Pierwsze zabiegi już w kwietniu

Kupno robota chirurgicznego da Vinci oraz nowoczesnego rezonansu to część dużego projektu, jaki realizuje szpital im. J. Strusia. Jego całkowita wartość wynosi ponad 25 mln zł, w tym ponad 21 mln zł to dofinansowanie z funduszy Unii Europejskiej, a 2,75 mln zł – ze strony Miasta.

– W przyszłym tygodniu sprzęt wjedzie na blok operacyjny, a już w kwietniu odbędą się zabiegi – zapewnia Jan Sawicz, zastępca dyrektora szpitala im. J. Strusia.

Pierwsze osoby, które skorzystają z możliwości, jakie daje nowoczesna maszyna, to pacjenci oddziału urologii – pięciu mężczyzn będzie operowanych już 7 i 8 kwietnia.

– Kiedyś niemal sto procent tego typu operacji kończyło się powikłaniami – mówi prof.
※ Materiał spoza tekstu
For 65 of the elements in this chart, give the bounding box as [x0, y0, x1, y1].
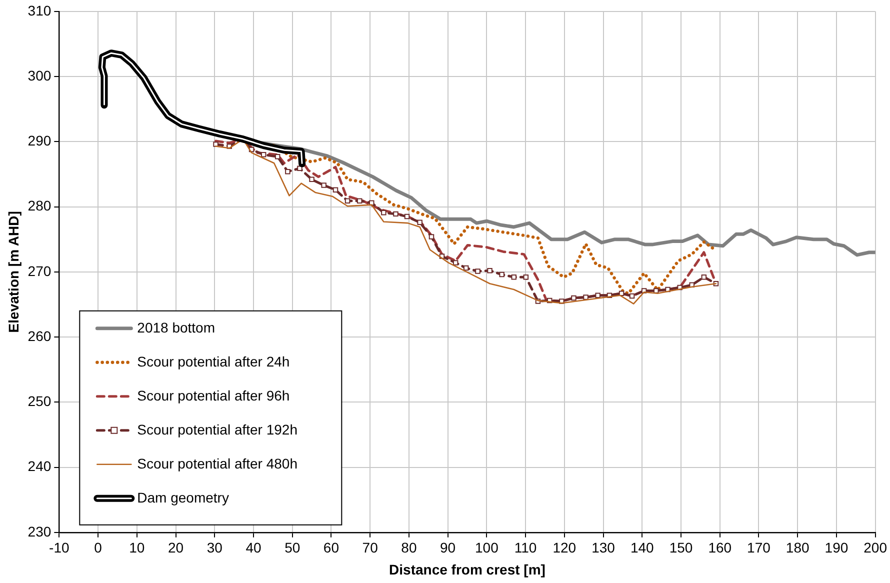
x-tick-label: 180 [786, 540, 810, 556]
point [475, 268, 480, 274]
y-axis-title: Elevation [m AHD] [5, 211, 22, 333]
x-tick-label: 20 [168, 540, 184, 556]
legend-label: Scour potential after 24h [137, 353, 290, 370]
point [356, 198, 362, 204]
point [463, 265, 469, 271]
y-tick-label: 280 [28, 198, 52, 214]
point [595, 292, 600, 298]
point [332, 187, 338, 192]
legend-label: Scour potential after 96h [137, 387, 290, 404]
x-tick-label: 70 [362, 540, 378, 556]
point [487, 268, 492, 274]
x-tick-label: 80 [401, 540, 417, 556]
point [701, 274, 707, 280]
x-tick-label: 200 [864, 540, 888, 556]
point [629, 293, 635, 299]
point [393, 211, 398, 217]
y-tick-label: 290 [28, 132, 52, 149]
x-tick-label: 40 [246, 540, 262, 556]
point [452, 260, 458, 266]
point [499, 272, 504, 278]
point [297, 166, 302, 171]
point [260, 152, 266, 158]
point [583, 294, 588, 300]
x-tick-label: 30 [206, 540, 223, 556]
y-tick-label: 300 [28, 67, 52, 84]
x-tick-label: -10 [49, 540, 70, 556]
point [381, 210, 386, 216]
x-tick-label: 90 [440, 540, 456, 556]
x-tick-label: 10 [129, 540, 145, 556]
point [274, 154, 280, 160]
x-tick-label: 120 [552, 540, 576, 556]
x-tick-label: 60 [323, 540, 340, 556]
legend-label: Scour potential after 192h [137, 421, 298, 438]
x-tick-label: 110 [514, 540, 537, 556]
x-tick-label: 100 [474, 540, 499, 556]
legend-label: Scour potential after 480h [137, 455, 298, 472]
point [511, 274, 516, 280]
y-tick-label: 230 [28, 523, 52, 540]
x-tick-label: 140 [630, 540, 654, 556]
point [344, 198, 350, 204]
x-tick-label: 170 [747, 540, 771, 556]
point [523, 274, 529, 280]
point [571, 295, 576, 301]
point [309, 176, 314, 182]
point [428, 234, 434, 240]
y-tick-label: 270 [28, 262, 52, 279]
x-tick-label: 150 [669, 540, 693, 556]
y-tick-label: 250 [28, 393, 52, 410]
legend-label: Dam geometry [137, 489, 229, 506]
x-tick-label: 160 [708, 540, 732, 556]
x-tick-label: 130 [592, 540, 616, 556]
legend-label: 2018 bottom [137, 319, 215, 336]
x-axis-title: Distance from crest [m] [389, 561, 546, 578]
x-tick-label: 50 [284, 540, 300, 556]
point [417, 220, 422, 226]
point [404, 214, 410, 220]
y-tick-label: 240 [28, 458, 52, 474]
point [285, 168, 290, 174]
y-tick-label: 260 [28, 328, 52, 344]
x-tick-label: 0 [94, 540, 102, 556]
y-tick-label: 310 [28, 2, 52, 18]
x-tick-label: 190 [824, 540, 848, 556]
point [321, 182, 326, 188]
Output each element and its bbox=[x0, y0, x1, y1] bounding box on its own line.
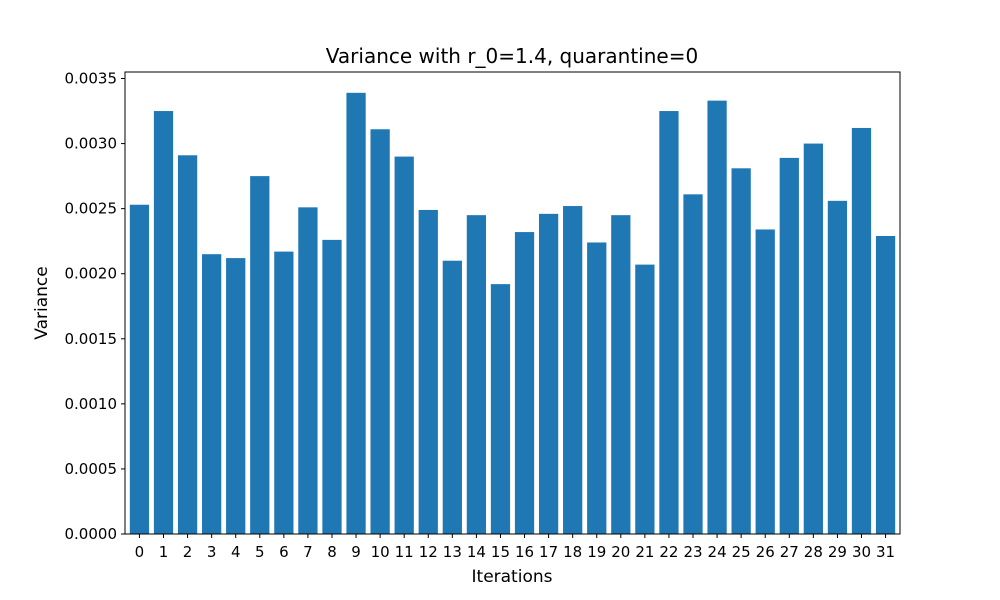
y-tick-label: 0.0030 bbox=[65, 135, 118, 153]
x-tick-label: 2 bbox=[183, 543, 193, 561]
x-tick-label: 21 bbox=[635, 543, 654, 561]
bar-30 bbox=[851, 127, 872, 534]
x-tick-label: 1 bbox=[159, 543, 169, 561]
x-tick-label: 20 bbox=[611, 543, 630, 561]
x-tick-label: 7 bbox=[303, 543, 313, 561]
x-tick-label: 22 bbox=[659, 543, 678, 561]
bar-6 bbox=[274, 251, 294, 534]
bar-10 bbox=[370, 129, 390, 535]
bar-23 bbox=[683, 194, 703, 534]
x-tick-label: 17 bbox=[539, 543, 558, 561]
bars-group bbox=[129, 92, 896, 535]
y-axis-label: Variance bbox=[32, 266, 52, 339]
x-tick-label: 14 bbox=[467, 543, 486, 561]
x-tick-label: 11 bbox=[395, 543, 414, 561]
bar-26 bbox=[755, 229, 775, 534]
plot-frame bbox=[124, 71, 901, 535]
bar-27 bbox=[779, 157, 799, 535]
x-tick-label: 27 bbox=[780, 543, 799, 561]
x-tick-label: 12 bbox=[419, 543, 438, 561]
x-tick-label: 29 bbox=[828, 543, 847, 561]
bar-17 bbox=[538, 213, 559, 534]
bar-15 bbox=[490, 284, 511, 534]
bar-7 bbox=[298, 207, 318, 534]
bar-2 bbox=[177, 155, 198, 534]
y-tick-label: 0.0005 bbox=[65, 460, 118, 478]
x-tick-label: 3 bbox=[207, 543, 217, 561]
x-tick-label: 15 bbox=[491, 543, 510, 561]
bar-29 bbox=[827, 200, 848, 535]
bar-18 bbox=[563, 206, 583, 534]
y-tick-label: 0.0025 bbox=[65, 200, 118, 218]
bar-24 bbox=[707, 100, 727, 535]
x-tick-label: 19 bbox=[587, 543, 606, 561]
bar-28 bbox=[803, 143, 823, 535]
x-tick-label: 4 bbox=[231, 543, 241, 561]
bar-3 bbox=[202, 254, 222, 534]
x-tick-label: 25 bbox=[732, 543, 751, 561]
x-tick-label: 23 bbox=[683, 543, 702, 561]
bar-8 bbox=[322, 239, 342, 534]
x-tick-label: 28 bbox=[804, 543, 823, 561]
x-tick-label: 30 bbox=[852, 543, 871, 561]
bar-20 bbox=[611, 215, 631, 535]
x-tick-label: 8 bbox=[327, 543, 337, 561]
bar-12 bbox=[418, 209, 438, 535]
x-tick-label: 24 bbox=[708, 543, 727, 561]
x-tick-label: 6 bbox=[279, 543, 289, 561]
x-axis-label: Iterations bbox=[472, 567, 553, 587]
bar-19 bbox=[587, 242, 607, 535]
bar-9 bbox=[346, 92, 366, 534]
bar-5 bbox=[250, 176, 270, 534]
bar-0 bbox=[129, 204, 150, 535]
bar-1 bbox=[153, 111, 174, 535]
y-tick-label: 0.0035 bbox=[65, 70, 118, 88]
x-tick-label: 13 bbox=[443, 543, 462, 561]
y-tick-label: 0.0020 bbox=[65, 265, 118, 283]
y-tick-label: 0.0015 bbox=[65, 330, 118, 348]
x-tick-label: 16 bbox=[515, 543, 534, 561]
bar-4 bbox=[226, 258, 246, 534]
bar-25 bbox=[731, 168, 751, 534]
x-tick-label: 10 bbox=[371, 543, 390, 561]
chart-title: Variance with r_0=1.4, quarantine=0 bbox=[326, 44, 698, 68]
bar-13 bbox=[442, 260, 462, 534]
y-tick-label: 0.0000 bbox=[65, 525, 118, 543]
x-tick-label: 5 bbox=[255, 543, 265, 561]
x-tick-label: 9 bbox=[351, 543, 361, 561]
bar-21 bbox=[635, 264, 655, 534]
bar-22 bbox=[659, 111, 679, 535]
y-tick-label: 0.0010 bbox=[65, 395, 118, 413]
x-tick-label: 0 bbox=[135, 543, 145, 561]
y-axis: 0.0000 0.0005 0.0010 0.0015 0.0020 0.0025 0.00… bbox=[65, 70, 125, 543]
bar-31 bbox=[875, 235, 896, 534]
bar-14 bbox=[466, 215, 487, 535]
x-tick-label: 31 bbox=[876, 543, 895, 561]
bar-16 bbox=[514, 232, 535, 534]
x-axis: 0 1 2 3 4 5 6 7 8 9 10 11 12 13 14 15 16 17 18 19 20 21 22 23 24… bbox=[135, 534, 895, 561]
x-tick-label: 26 bbox=[756, 543, 775, 561]
x-tick-label: 18 bbox=[563, 543, 582, 561]
bar-11 bbox=[394, 156, 414, 534]
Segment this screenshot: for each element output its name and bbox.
Andrzej Antczak, kierownik Oddziału i Kliniki Urologii szpitala im. J. Strusia. – Pacjenci często nie trzymali moczu, mieli zaburzenia erekcji. Przy użyciu robota odsetek powikłań wynosi nieco powyżej 10 procent. Nasi pacjenci nie mają obaw przed tą procedurą, wręcz przeciwnie, niektórzy są gotowi jechać do innego województwa, by tylko skorzystać z takich możliwości.

Pracownicy szpitala zakładają, że rocznie przeprowadzane będzie ok. 100 zabiegów na oddziale urologii, gdzie operować będą dwa wyszkolone zespoły. Ale to nie koniec korzyści dla pacjentów – przy pomocy nowoczesnego urządzenia można bowiem wykonywać skomplikowane operacje również z różnych dziedzin.